Every clearing was called a lucus, in the sense of an eye, as even today we call eyes the openings through which light enters houses. The true heroic phrase that 'every giant had his lucus' was altered and corrupted when its meaning was lost, and had already been falsified when it reached Homer, for it was then taken to mean that every giant had one eye in the middle of his forehead. With these giants came Vulcan to work in the first forges--that is, the forests to which Vulcan had set fire and where he had fashioned the first arms, which were the spears with burnt tips--and, by an extension of the idea of arms, to forge bolts for Jove. For Vulcan had set fire to the forests in order to observe in the open sky the direction from which Jove sent his bolts."

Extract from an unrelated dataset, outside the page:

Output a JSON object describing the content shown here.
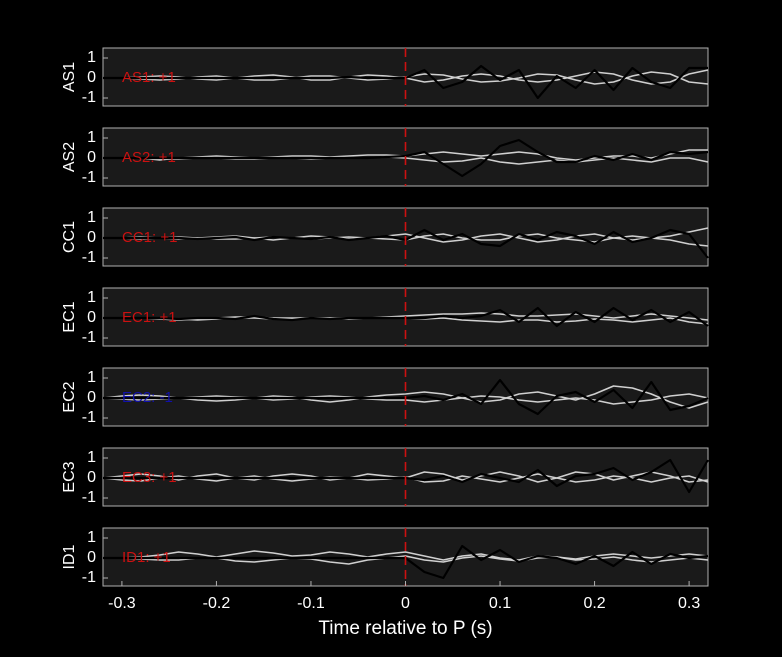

"As an obstacle to visibility, the forests also remained an obstacle to human knowledge and science. By burning out a clearing in the forest, Vulcan prepared the way for the future science of enlightened times:

Thus in their science of augury the Romans used the verb contemplari for observing the parts of the sky whence the auguries came or the auspices were taken. These regions, marked out by the augurs with their wands, were called temples of the sky (templa caeli), whence must have come to the Greeks their first theoremata and mathemata, things divine or sublime to contemplate, which eventuated in metaphysical and mathematical abstractions.

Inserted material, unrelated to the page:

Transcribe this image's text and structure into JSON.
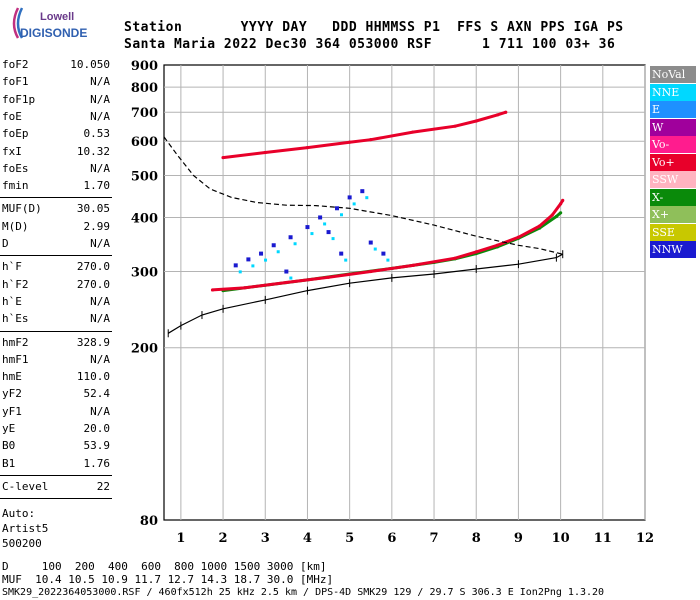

"The lucus, then, was the original site of our theologies and cosmologies, our physics and metaphysics, in short, our 'contemplation.' The temples of the sky were the first tables of science. Science meanwhile has advanced a great deal since the time of its divinatory origins, but has it in any way altered its nature? For all its strides and breakthroughs in abstractions, science has never yet lost its initial vocation, nor has Vulcan ceased laboring to keep the eye of knowledge open. One way or another science preserves its allegiance to the sky. Space travel remains its ultimate ambition. It predicts the eclipse, contemplates the stars, observes the comet, telescopes the cosmic abyss. One way or another it continues to scrutinize the auspices, attending upon the celestial sign; and one way or another the vocation as well as criteria of science remain that of prediction."

. . .

"Forests cannot be owned, they can only be wasted by the right to ownership. Forests belong to place--to the placehood of place--and place, in turn, belongs to no one in particular. It is free. Of course nothing can guarantee that a place's freedom, like its forests, will not be violated or disregarded, even devastated. On the contrary, this natural freedom of placehood is the most vulnerable element of all in the domestic relation we have been calling logos.